Potential clinically significant drug-drug interactions in prescribed pharmacotherapy in an outpatient setting.

2021 
The aim of this study was to determine the most common potential clinically significant drug-drug unteractions (DDIs) in prescribed pharmacotherapy in an outpatient setting in Croatia. Twelve community pharmacies were randomly selected in this research. Retrospective pharmacotherapy record data analysis was conducted on consecutive eligible patients.

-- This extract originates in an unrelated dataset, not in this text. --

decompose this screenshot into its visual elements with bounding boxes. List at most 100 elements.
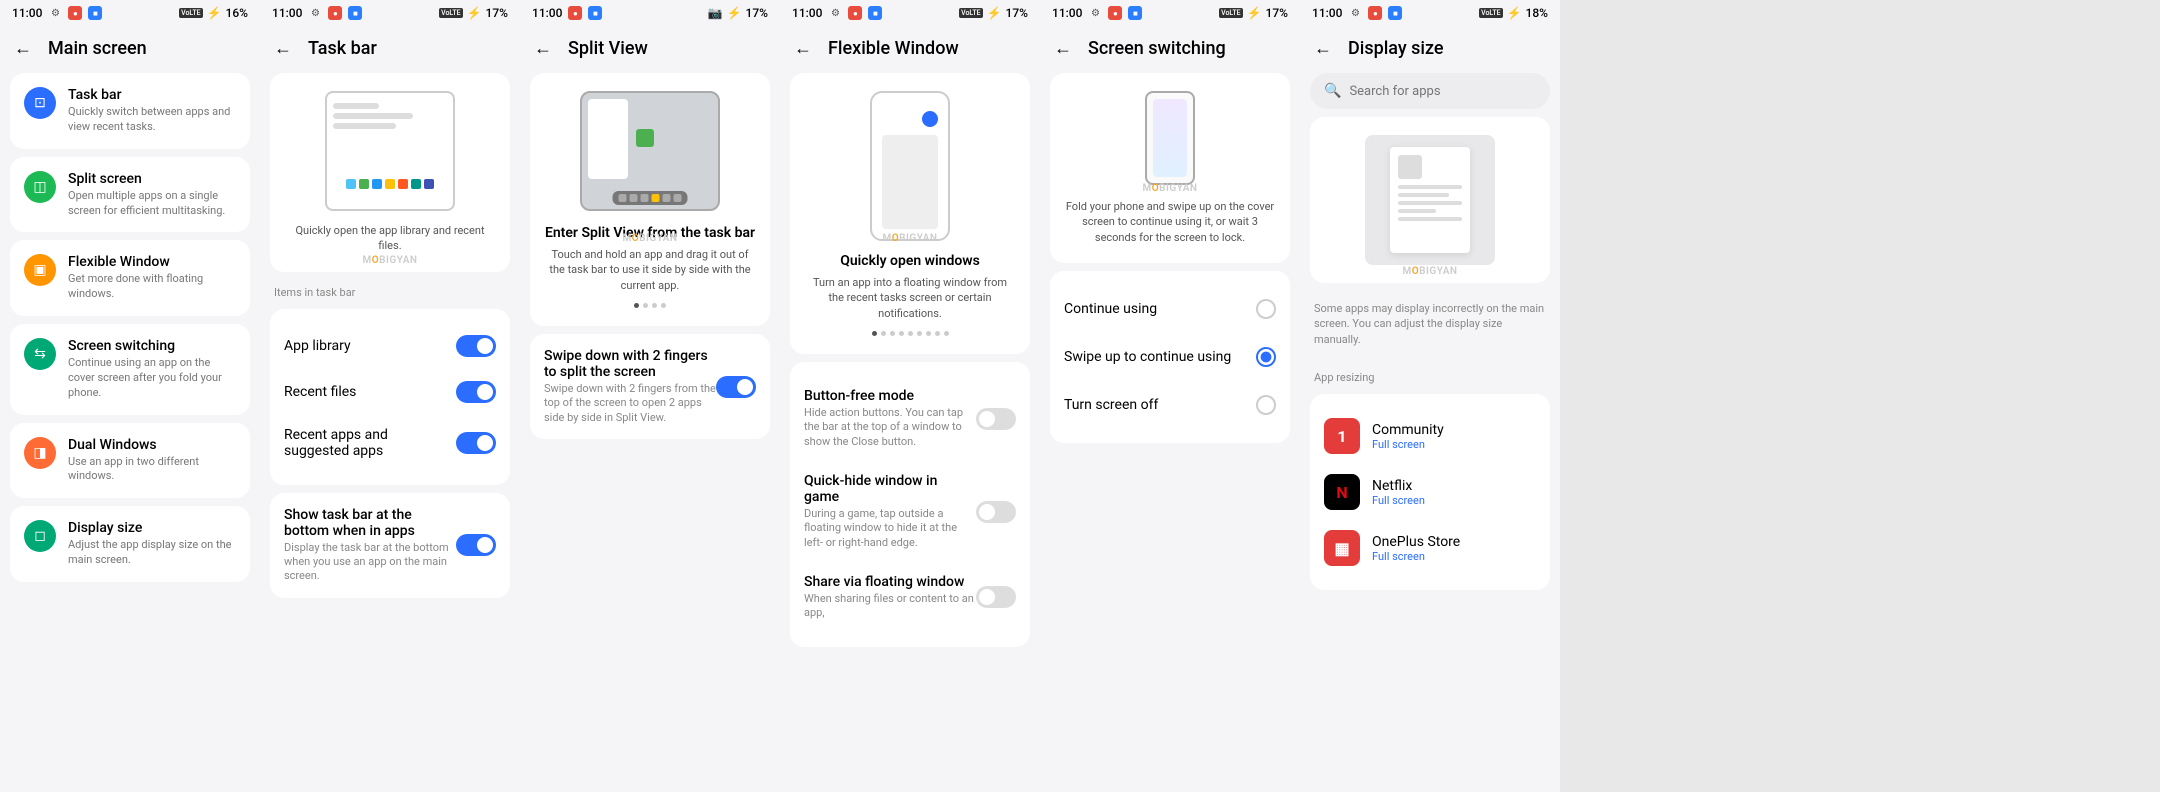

Potential DDIs were detected using Lexicomp software that categorizes DDIs according to clinical significance. Categories C (monitor drug therapy), D (consider therapy modification) and X (avoid combination) are of clinical concern. In total, 1211 patients were enrolled in this study. The results showed that 84% of patients had at least one clinically significant interaction. The average number of interactions per patient was 4. Overall, 4798 potentially clinically significant DDIs were identified; 3945 (82.2%) required therapy monitoring, while other interactions (D and X category) required specific therapy modification. According to the level of clinical significance the most common clinical consequences of identified potential drug interactions were increased risk of hypotension, impaired renal function, central nervous system depression, gastrointestinal toxicity and QTc prolongation. Research indicates the high exposure to potential clinically significant DDIs in the prescribed pharmacotherapy in an outpatient setting and imposes the need for standardised models of pharmacist interventions.